Brent crude fell $0.49 to $107.49 per barrel by Thursday morning, after gaining $2.16 over the past two days. US crude fell $0.38 to $103.22.
“We are seeing a further pull-back in oil because China’s trade numbers fell short of expectations,” OptionsXpress market analyst Ben Le Brun told Reuters. “Overall, crude import numbers seem healthy and it shows that oil demand is still there, but oil is just one side of the story.”`
There has been a run of weaker-than-expected data out of China this year that has raised fears the economy may be slowing more than had been previously expected.
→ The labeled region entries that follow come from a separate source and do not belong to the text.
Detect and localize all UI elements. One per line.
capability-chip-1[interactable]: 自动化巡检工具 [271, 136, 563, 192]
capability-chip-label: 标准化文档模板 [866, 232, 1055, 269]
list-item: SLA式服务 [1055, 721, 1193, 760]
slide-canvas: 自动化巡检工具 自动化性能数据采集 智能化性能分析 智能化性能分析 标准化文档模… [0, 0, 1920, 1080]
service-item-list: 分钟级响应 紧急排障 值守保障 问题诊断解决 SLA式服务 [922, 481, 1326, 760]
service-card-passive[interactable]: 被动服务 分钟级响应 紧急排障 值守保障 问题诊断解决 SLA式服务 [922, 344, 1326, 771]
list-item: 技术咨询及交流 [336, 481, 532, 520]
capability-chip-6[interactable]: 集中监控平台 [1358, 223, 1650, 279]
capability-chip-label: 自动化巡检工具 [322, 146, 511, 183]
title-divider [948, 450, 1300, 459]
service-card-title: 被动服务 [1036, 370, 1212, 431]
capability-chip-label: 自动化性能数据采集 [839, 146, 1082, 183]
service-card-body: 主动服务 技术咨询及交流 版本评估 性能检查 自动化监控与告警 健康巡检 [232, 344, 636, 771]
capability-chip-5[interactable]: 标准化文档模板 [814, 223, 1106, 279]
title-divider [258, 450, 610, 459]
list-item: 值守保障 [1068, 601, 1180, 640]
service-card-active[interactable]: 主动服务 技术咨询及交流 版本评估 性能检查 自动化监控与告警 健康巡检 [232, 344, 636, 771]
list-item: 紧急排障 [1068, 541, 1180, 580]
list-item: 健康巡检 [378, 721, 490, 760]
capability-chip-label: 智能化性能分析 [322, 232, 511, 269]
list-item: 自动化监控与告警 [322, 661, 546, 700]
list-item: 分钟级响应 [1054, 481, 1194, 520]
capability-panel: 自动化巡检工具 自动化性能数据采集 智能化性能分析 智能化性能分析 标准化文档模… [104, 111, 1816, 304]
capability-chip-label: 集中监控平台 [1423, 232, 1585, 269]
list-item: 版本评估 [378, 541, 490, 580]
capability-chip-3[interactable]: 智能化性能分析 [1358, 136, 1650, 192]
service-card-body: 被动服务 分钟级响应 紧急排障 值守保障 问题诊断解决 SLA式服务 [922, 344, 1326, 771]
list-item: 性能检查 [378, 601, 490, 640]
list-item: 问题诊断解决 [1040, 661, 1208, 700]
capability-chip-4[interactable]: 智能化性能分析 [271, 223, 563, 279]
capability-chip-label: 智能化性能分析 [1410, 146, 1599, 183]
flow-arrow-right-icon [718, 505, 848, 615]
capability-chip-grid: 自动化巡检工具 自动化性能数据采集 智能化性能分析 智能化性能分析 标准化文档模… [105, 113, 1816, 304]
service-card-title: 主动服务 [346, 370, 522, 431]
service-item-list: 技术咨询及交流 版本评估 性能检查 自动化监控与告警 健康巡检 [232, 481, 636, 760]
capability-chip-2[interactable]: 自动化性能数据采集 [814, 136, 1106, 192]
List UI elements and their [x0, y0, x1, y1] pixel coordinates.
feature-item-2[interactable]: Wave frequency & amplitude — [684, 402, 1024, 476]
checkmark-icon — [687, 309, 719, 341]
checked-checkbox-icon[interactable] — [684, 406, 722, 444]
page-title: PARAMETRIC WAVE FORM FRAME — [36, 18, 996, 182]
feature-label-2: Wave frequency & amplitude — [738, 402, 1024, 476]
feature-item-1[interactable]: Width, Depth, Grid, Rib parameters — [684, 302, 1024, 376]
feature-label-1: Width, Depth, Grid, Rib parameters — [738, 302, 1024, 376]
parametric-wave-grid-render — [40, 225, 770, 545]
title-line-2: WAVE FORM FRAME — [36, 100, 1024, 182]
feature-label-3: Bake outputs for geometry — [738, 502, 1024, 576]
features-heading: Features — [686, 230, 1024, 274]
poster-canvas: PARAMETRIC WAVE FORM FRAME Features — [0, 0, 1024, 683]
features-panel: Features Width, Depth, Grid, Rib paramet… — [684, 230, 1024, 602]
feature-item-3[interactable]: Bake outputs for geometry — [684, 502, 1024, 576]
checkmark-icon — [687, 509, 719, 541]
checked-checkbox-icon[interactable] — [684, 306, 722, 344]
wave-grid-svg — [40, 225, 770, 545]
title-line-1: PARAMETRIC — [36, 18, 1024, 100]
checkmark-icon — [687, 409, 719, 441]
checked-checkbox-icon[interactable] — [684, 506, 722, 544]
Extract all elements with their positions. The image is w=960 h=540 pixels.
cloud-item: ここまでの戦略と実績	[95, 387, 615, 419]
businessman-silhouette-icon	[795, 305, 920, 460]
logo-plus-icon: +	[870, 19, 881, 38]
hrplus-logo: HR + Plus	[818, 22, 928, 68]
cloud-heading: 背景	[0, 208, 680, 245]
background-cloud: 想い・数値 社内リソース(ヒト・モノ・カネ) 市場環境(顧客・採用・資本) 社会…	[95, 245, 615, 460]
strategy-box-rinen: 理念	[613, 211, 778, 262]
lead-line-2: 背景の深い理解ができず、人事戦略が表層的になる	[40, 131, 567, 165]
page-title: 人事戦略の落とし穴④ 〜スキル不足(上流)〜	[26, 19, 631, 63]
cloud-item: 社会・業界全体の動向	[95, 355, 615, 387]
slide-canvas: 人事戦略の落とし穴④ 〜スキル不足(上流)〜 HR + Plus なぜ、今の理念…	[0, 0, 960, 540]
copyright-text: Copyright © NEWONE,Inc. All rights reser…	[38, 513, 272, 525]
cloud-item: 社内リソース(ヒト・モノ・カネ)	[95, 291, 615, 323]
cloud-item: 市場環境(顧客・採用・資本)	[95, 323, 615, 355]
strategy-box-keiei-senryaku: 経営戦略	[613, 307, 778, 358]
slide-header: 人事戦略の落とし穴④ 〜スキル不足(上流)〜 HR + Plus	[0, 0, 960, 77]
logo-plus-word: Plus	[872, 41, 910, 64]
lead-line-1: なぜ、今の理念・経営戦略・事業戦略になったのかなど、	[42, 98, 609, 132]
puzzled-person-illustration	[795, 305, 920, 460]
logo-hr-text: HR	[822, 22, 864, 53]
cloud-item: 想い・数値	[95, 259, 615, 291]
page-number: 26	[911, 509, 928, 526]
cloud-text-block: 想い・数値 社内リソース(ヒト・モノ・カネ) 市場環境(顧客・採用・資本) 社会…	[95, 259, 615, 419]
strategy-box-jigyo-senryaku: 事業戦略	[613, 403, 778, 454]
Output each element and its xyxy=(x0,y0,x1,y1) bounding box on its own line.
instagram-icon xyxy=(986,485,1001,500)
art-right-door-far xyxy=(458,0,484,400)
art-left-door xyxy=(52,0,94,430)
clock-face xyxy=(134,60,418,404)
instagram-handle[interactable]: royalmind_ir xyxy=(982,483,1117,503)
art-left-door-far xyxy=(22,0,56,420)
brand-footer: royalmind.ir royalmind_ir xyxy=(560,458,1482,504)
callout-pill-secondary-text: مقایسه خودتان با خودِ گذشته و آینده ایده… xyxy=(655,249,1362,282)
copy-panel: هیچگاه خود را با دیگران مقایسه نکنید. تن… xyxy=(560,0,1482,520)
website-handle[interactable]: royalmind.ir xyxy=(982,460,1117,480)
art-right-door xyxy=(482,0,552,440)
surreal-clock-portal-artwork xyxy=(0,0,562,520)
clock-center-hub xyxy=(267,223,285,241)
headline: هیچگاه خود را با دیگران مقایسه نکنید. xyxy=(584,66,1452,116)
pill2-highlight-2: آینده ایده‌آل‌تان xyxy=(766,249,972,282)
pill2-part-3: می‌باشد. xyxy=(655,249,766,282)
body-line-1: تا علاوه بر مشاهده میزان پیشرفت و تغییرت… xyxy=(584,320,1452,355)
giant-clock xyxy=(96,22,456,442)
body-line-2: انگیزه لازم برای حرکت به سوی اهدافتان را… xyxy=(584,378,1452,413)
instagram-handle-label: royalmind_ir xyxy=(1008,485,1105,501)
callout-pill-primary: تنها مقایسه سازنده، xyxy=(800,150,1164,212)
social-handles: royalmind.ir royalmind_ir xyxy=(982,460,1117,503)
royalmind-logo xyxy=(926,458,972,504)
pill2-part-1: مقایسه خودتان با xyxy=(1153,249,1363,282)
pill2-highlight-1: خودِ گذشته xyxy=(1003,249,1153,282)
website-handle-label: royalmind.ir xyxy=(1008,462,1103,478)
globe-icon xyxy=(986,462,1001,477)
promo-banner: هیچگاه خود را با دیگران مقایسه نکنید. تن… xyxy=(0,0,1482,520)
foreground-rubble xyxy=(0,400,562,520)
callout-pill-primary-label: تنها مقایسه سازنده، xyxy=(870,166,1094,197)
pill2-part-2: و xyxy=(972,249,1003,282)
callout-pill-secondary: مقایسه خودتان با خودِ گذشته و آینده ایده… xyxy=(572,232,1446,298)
“The market is reacting to the overall trade numbers and it looks like participants are trying to gauge if these weak overall numbers will make China announce some stimulus, more spending on infrastructure to boost growth,” Le Brun said.
Further losses were also stemmed after minutes of the latest US Federal Reserve’s policy meeting suggested the central bank may be more cautious towards raising interest rates, easing market concerns of a pullback in stimulus before the economy is ready.
“Oil prices look set to rise on the back of a continued soft monetary policy that will allow U.S. consumers to spend more,” Le Brun said.
A steep fall in gasoline stockpiles in the US also put a floor on oil prices, and helped overshadow a rise in overall crude stockpiles in the world’s top consumer.
Gasoline stocks fell by 5.2 million barrels to 210 million barrels in the week ending 4 April, Energy Information Administration data showed, more than the expected 729,000-barrel draw. Demand for gasoline was 4.4% higher than a year ago at 8.8 million barrels per day.
Crude inventories rose 4 million barrels to 384 million barrels, much more than the 1.3-million-barrel build expected by analysts polled by Reuters.
Oil also drew additional support from tensions in Ukraine and the Middle East.
Libya’s state-run Petroleum Facilities Guard (PFG) took full control of eastern-most Hariga oil port on Wednesday, but a handover by rebels to the PFG had yet to happen at the Zueitina port, a PFG spokesman said.